Prosciutto e melone ($15) is a thing in Europe, especially Italy. A healthful and fulfilling dish, it pairs parma prosciutto with slices of cantaloupe. It's a hefty portion too, so if you're watching what you eat and pasta doesn't agree with your diet, this dish is a far better alternative to the grapes and turkey you'd planned to take to the office. And it keeps lunch under $20.

It's also offered only as a lunch special. "The fresh cantaloupe and prosciutto, spaghetti alla carbonara with crispy guanciale and pecorino romano, and grilled mahi-mahi with salsa verde and garden vegetables are the highlights of the lunch menu," Fabrizio explains. "They are also new additions, so you can't get them on the regular menu. The grilled beef battuta you can only have during lunch too."

There's also a salad, in case your diet is so strict that even prosciutto is out. It includes roasted beets and cucumber with multicolor tomatoes, asparagus, and a zesty lemon dressing ($14).

Those who love pasta will be thrilled to see carbonara on the specials menu. Quattro is heavy with guanciale, pecorino cheese, and egg yolk sauce ($18). It's enough to fill you up and have leftovers for dinner.

If red sauce is your thing, the parpadelle alla norma tosses fresh parpadelle pasta with eggplant and dry ricotta in a light but rich basil and tomato sauce ($16).

If you're brave enough to make it secondi or just want to skip through to the end and indulge in nothing but protein, the beef paillard dressed in a traditional olive oil, garlic, and tomato sauce ($22) will satisfy you. It's complemented by graceful arugula and Parmesan salad.

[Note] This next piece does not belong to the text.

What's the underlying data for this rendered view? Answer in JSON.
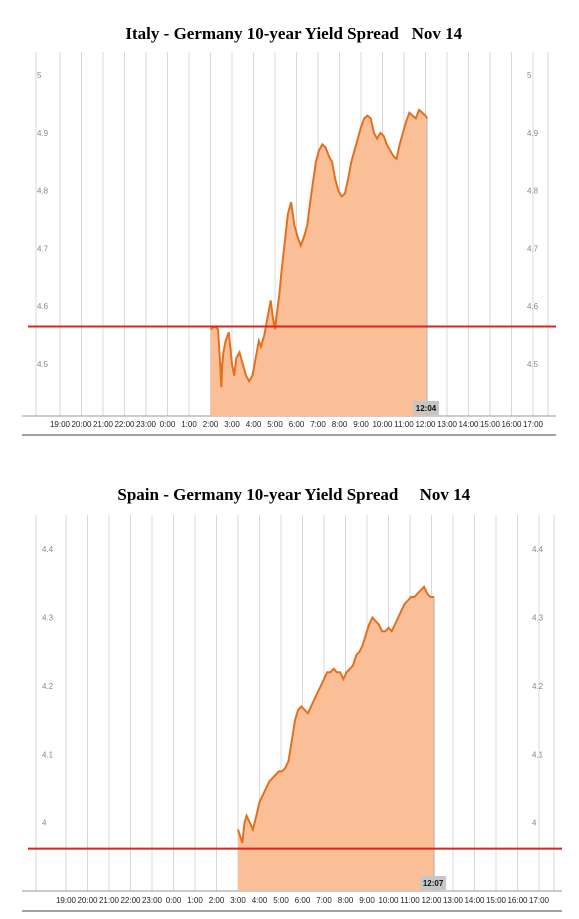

Or maybe lampuga is your thing. Don't know what that is? We didn't either. Turns out it's just Italian for mahi-mahi. This fillet is grilled in a lemon sauce and served on a bed of asparagus and alongside some colorful tomatoes with balsamic ($23).

How do the twins divide duties with all this food and running around? "We come a couple of times a week to Lincoln Road to go over things with our talented chef de cuisine. We create new specials, menu items, etc.," Nicola says.

We asked the Italian brothers what they preferred -- red or white pasta sauce -- and if they could have only one dish for lunch every day for the rest of their lives, what it would be. Turns out twins do think alike, because they both said the same thing. For sauce, they'd go with red, but for a dish to have every day and never get tired off, they'd give up the red sauce and opt for spaghetti carbonara. "For sure!" You can now get the spaghetti carbonara Monday through Friday till 6 p.m.